AKURAT.CO Calon Gubernur Jakarta, Ridwan Kamil, akan membuat Jakarta menjadi kota jasa dan kota wisata global seperti Singapura.
Menurutnya, kota jasa dan kota wisata global ini akan membuka lapangan pekerjaan yang luas dan industri kreatif akan berkembang pesat.
"Saya sering ditanya orang asing soal wisata di Jakarta. Saya bingung jawabnya, kalau nggak Monas ya di Ancol. Makanya banyak warga Jakarta yang healing ke luar kota. Nah, kita akan jadikan Jakarta kota wisata internasional, sehingga akan banyak tempat healing di Jakarta," katanya Dialog Interaktif Partai Gelombang Rakyat (Gelora) Indonesia bersama RK di Taman Benyamin Suaeb, Jakarta, Sabtu (21/9/2024) sore.
Contohnya, kata dia, kawasan Kota Tua akan dijadikan kota wisata internasional yang hidup selama 24 jam.
Di Kota Tua juga akan ada sekolah film, musik dan budaya, serta tempat penginapan atau kost-kost-an.
"Kita akan buat universitas atau sekolah tinggi seperti UPH (Univesitas Pelita Harapan) di Karawaci. Kota Tua akan hidup selama 24 jam, dengan jumlah populasi yang banyak," ucap mantan Gubernur Jawa Barat ini.
Hal ini merupakan salah satu solusi yang ia tawarkan untuk Jakarta Baru.
Baca Juga: DPR Apresiasi Pembebasan Pilot Susi Air, Sebut Langkah Persuasif Angkat Citra Indonesia
Namun, Ridwan Kamil memastikan sudah menyiapkan segudang solusi untuk mengatasi permasalahan Jakarta.
Di samping itu, hubungannya dengan Presiden terpilih, Prabowo Subianto, sangat harmonis, sehingga akan mempercepat pembangunan nasional provinsi cepat selesai.
"Kita berada dalam satu koalisi, maka yang diuntungkan adalah warga Jakarta. Pembangunan lebih cepat, tidak akan banyak drama lagi," ujarnya.
Menurut Ridwan Kamil, populasi di Jakarta selama ini tidak diatur, dan ada eksploitasi terhadap lingkungan yang berlebihan.
Akibatnya, Jakarta semakin panas , polusi tinggi, macet, banjir dan air kurang.
"Jakarta tidak boleh lagi menjadi kota industri. Jakarta panas ini karena kurang pohon, terlalu banyak bangunan. Saya akan buat Peraturan Gubernur, memperbanyak nanam pohon. Kolombia sudah berhasil, dengan tiga juta pohon dalam waktu tiga tahun, suhunya turun tiga derajat," tuturnya.
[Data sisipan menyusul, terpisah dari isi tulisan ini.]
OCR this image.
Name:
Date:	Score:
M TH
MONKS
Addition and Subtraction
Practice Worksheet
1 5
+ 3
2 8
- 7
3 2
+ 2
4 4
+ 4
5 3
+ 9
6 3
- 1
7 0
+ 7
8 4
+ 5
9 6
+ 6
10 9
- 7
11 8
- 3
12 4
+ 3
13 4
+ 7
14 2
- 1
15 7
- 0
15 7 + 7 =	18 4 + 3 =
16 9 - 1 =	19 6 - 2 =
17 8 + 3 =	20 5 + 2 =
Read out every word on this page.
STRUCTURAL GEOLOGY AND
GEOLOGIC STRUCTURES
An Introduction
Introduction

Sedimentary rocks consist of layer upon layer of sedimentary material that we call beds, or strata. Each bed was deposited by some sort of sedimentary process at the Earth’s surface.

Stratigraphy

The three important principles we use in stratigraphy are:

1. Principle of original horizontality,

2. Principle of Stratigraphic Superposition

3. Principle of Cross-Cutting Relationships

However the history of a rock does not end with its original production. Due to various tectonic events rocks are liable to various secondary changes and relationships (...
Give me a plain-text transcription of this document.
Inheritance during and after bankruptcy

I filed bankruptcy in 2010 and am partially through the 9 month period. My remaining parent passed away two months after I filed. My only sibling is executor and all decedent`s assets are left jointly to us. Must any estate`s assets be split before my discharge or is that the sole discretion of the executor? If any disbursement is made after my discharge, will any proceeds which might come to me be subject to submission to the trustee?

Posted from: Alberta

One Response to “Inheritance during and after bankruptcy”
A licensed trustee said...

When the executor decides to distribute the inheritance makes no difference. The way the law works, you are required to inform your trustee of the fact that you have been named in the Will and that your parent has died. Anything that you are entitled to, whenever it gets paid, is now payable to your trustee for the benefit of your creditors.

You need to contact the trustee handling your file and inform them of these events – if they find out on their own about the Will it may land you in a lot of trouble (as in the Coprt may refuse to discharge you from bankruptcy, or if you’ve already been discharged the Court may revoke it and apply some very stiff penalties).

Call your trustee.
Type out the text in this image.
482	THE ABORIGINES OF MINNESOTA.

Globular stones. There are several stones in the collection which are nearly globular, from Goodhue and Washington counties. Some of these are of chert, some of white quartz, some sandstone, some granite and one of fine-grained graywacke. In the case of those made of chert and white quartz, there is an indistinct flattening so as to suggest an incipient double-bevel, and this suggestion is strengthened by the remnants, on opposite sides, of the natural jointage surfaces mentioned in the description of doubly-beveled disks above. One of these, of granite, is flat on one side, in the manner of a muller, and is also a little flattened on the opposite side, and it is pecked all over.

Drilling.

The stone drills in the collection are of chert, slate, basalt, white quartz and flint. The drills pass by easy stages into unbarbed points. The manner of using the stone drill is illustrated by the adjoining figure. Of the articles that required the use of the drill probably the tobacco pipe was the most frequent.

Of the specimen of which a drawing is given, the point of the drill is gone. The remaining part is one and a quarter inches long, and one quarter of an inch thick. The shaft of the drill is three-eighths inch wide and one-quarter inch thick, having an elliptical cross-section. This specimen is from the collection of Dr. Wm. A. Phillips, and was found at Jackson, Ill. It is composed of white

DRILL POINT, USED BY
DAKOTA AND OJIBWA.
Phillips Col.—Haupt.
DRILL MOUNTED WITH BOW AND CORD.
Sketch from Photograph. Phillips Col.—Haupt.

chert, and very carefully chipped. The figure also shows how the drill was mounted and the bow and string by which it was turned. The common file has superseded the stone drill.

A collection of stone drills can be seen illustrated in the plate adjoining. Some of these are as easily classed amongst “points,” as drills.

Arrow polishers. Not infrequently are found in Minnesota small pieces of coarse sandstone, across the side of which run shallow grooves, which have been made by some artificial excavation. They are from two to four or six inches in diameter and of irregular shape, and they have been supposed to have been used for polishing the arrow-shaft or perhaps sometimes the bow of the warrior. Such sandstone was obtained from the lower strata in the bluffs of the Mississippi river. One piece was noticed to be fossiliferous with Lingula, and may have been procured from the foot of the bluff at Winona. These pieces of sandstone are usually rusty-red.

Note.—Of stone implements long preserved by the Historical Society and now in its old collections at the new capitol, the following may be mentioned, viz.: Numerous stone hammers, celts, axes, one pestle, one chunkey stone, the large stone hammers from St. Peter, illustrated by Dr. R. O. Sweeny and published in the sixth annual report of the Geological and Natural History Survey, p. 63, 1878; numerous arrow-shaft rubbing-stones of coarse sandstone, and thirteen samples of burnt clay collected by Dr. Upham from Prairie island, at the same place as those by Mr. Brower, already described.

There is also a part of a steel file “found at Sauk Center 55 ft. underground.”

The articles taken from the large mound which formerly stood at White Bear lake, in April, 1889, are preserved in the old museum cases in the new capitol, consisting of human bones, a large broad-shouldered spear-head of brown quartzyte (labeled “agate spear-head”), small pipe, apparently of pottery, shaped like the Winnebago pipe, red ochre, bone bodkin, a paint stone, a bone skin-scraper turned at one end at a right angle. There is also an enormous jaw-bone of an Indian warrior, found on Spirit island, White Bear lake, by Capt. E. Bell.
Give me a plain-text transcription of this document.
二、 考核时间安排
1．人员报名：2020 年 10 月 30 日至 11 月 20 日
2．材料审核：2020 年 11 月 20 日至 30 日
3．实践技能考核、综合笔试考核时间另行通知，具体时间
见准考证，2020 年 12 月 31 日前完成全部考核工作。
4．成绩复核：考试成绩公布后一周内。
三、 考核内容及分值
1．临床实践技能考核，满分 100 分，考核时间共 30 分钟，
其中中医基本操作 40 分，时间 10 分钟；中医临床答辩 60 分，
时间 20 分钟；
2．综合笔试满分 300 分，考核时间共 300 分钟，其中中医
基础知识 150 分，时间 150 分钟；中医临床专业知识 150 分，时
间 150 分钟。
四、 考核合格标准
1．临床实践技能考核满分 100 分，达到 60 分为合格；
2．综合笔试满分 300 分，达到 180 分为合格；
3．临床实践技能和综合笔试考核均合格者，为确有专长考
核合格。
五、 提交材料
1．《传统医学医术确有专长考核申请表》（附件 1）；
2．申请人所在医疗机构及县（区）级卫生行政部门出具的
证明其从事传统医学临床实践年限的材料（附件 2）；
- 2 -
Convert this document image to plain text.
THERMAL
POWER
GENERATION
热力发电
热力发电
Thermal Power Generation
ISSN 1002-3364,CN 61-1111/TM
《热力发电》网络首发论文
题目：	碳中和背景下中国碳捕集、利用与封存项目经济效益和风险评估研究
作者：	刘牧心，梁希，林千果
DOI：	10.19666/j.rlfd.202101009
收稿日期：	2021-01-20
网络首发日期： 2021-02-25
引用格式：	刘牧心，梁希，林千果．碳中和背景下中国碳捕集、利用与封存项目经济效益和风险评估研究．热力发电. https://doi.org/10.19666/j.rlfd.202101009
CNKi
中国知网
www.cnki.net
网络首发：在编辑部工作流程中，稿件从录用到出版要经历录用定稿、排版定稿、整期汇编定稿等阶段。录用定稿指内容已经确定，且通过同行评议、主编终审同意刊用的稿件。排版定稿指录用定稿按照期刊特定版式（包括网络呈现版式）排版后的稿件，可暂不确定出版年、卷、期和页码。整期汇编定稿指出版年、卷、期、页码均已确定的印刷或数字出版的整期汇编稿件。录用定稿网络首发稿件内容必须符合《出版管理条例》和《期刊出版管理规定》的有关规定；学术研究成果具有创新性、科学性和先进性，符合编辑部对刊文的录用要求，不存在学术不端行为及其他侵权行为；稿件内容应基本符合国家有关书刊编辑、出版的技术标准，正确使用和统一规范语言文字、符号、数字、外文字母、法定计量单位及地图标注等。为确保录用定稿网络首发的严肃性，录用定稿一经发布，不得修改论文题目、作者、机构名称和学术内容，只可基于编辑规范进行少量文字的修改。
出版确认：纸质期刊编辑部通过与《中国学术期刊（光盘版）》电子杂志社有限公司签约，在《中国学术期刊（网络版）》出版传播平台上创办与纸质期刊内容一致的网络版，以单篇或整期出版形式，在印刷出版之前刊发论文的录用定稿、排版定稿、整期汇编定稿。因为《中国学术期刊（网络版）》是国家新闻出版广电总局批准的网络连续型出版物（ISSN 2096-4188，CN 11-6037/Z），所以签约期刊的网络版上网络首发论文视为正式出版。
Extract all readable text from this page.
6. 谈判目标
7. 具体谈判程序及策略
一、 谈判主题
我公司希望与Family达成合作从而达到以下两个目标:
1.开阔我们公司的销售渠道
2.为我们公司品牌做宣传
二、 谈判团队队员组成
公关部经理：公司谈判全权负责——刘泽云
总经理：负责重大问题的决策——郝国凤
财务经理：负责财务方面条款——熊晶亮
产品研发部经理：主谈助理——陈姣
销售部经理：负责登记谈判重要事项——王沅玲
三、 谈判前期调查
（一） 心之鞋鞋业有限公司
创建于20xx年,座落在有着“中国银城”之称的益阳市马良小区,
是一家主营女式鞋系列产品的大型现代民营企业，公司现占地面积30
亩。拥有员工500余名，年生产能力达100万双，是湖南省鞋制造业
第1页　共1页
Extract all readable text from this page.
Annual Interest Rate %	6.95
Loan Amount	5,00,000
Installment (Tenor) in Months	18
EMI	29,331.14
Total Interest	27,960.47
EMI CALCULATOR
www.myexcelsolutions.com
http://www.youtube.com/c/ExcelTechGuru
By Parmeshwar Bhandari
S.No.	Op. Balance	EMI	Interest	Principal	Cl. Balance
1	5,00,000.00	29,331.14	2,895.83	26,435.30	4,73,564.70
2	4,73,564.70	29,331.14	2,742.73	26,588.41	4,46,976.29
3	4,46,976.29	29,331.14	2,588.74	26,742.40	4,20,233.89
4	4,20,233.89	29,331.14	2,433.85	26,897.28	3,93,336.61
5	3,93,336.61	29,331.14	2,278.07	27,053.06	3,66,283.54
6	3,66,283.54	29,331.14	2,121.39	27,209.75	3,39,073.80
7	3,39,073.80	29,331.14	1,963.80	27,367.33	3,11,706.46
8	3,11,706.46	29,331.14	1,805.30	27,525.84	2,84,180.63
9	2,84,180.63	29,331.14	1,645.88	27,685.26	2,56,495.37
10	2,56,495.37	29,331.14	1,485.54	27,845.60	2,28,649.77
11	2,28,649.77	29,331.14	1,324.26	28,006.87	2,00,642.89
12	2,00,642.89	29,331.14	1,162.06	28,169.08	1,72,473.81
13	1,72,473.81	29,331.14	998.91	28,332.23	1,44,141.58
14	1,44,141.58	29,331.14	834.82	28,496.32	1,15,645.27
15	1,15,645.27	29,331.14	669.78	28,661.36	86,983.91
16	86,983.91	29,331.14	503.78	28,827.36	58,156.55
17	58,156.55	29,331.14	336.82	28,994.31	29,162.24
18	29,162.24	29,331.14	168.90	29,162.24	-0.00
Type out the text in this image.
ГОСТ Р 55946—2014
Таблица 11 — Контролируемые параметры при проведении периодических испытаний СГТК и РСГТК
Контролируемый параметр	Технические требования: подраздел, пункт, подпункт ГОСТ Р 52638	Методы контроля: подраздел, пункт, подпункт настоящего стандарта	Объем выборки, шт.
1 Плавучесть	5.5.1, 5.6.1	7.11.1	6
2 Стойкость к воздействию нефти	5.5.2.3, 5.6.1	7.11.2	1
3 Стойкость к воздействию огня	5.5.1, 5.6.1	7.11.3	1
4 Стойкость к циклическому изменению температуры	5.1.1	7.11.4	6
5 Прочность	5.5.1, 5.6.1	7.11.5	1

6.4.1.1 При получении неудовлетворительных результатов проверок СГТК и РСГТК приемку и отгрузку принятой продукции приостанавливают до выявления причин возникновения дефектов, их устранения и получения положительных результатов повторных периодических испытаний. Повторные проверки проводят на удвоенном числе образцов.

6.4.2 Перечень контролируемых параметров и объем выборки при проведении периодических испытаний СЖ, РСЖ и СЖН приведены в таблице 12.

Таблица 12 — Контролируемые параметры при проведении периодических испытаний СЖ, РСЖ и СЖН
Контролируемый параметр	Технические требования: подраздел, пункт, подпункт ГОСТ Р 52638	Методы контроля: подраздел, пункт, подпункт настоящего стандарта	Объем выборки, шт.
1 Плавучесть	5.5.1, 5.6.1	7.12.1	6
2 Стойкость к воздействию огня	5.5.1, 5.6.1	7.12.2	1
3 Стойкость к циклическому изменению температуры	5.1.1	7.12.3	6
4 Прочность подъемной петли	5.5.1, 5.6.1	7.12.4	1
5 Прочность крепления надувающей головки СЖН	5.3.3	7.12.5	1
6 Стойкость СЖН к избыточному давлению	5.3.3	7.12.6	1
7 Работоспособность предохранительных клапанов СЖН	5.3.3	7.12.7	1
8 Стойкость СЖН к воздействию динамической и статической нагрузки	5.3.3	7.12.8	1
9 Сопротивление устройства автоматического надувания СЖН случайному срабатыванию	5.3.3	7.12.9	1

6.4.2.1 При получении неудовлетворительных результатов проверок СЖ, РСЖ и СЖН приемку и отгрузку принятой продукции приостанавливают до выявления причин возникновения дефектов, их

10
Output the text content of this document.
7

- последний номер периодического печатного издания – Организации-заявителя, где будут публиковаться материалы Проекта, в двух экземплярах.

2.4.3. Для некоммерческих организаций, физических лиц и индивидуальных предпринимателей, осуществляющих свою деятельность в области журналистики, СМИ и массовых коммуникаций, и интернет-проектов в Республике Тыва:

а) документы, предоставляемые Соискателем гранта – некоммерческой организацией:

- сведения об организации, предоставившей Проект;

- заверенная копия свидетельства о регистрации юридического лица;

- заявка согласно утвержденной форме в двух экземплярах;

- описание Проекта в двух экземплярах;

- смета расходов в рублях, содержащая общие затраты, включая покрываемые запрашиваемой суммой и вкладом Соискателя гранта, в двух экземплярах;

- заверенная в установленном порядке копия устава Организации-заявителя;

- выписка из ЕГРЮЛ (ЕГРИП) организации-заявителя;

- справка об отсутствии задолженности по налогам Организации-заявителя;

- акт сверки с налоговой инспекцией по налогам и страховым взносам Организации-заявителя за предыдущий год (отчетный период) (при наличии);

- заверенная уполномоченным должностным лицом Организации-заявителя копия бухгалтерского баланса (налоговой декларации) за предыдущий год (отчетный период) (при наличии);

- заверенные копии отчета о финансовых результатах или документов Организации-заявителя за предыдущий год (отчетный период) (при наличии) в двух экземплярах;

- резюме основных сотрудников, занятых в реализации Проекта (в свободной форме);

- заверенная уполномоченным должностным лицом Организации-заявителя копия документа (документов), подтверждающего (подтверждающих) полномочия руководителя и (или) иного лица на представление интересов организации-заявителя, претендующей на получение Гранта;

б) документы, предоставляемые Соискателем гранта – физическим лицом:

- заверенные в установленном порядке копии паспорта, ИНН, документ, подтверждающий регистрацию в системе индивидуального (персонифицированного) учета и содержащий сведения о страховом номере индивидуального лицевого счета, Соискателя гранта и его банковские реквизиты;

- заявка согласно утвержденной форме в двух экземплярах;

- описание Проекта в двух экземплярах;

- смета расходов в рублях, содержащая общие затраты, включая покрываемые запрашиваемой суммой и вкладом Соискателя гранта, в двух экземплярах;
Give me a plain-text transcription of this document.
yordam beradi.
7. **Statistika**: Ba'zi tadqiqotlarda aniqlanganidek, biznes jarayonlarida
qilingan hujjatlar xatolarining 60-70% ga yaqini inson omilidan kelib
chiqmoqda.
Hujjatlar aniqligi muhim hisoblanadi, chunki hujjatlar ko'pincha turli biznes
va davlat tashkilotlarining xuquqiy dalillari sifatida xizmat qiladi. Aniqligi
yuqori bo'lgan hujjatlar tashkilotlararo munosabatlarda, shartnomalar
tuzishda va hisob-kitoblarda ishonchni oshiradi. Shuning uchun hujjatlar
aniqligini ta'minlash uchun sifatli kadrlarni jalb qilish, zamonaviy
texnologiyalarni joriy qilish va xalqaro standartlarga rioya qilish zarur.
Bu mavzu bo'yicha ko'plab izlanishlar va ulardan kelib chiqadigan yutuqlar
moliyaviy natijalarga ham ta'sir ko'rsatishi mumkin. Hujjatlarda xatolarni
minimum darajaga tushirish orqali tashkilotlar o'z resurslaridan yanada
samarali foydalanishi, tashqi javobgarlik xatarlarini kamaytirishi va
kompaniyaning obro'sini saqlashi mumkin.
Selain itu, untuk mengatasi kemacetan, Jakarta akan memperluas MRT/LRT hingga Bogor, Tangerang dan Bekasi. Jakarta juga akan membeli tanah di Bogor untuk membuat bendungan dan embung, untuk mengatur suplai air di wilayah selatan, serta Jakarta agar tidak banjir lagi saat hujan.
"Di Undang-undang DKJ, kita ini seperti bapak asuh. KIta akan mengalokasikan anggaran di APBD untuk membangun wilayah sekitaran Jakarta. Kita juga akan banyakin perkantoran dan mall di sekitaran Jakarta. Kalau sudah diperbanyak, karena tinggalnya di sekeliling Jakarta, maka bekerjanya juga tidak perlu di Jakarta lagi," jelasnya.
Baca Juga: Pengamat: Pendekatan Secara Lembut Jadi Terobosan Pembebasan Pilot Susi Air dari KKB
Tentunya hal ini, bisa mengurangi eksploitasi air tanah dan penurunan tanah di Jakarta.
Sungai-sungai di Jakarta juga akan teraliri air lagi secara maksimal, sehingga nantinya bisa dikembangkan moda transportasi air, seperti yang dimimpikan mantan Gubernur DKI Jakarta Sutiyoso.
"Terakhir untuk memenuhi kebutuhan air bersih warga Jakarta, bisa dipenuhi dari Bendungan Jatiluhur. Kita akan kita tarik pipa-pipa untuk disalurkan ke seluruh warga. Kita akan hitung pipa-pipanya bersama menteri terkait. Kita harapkan selesai dalam waktu lima tahun," ucap Ridwan Kamil
"Tetapi sekali lagi itu cuma jadi dongeng, kalau kami tidak menang. Kami punya ilmu, punya pengalaman dan tentunya akan kami wujudkan semuanya. Kita punya semua solusi untuk Jakarta, saya juga dapat perintah dari Pak Probowo untuk mengatasi kekumuhan di Jakarta," pungkasnya.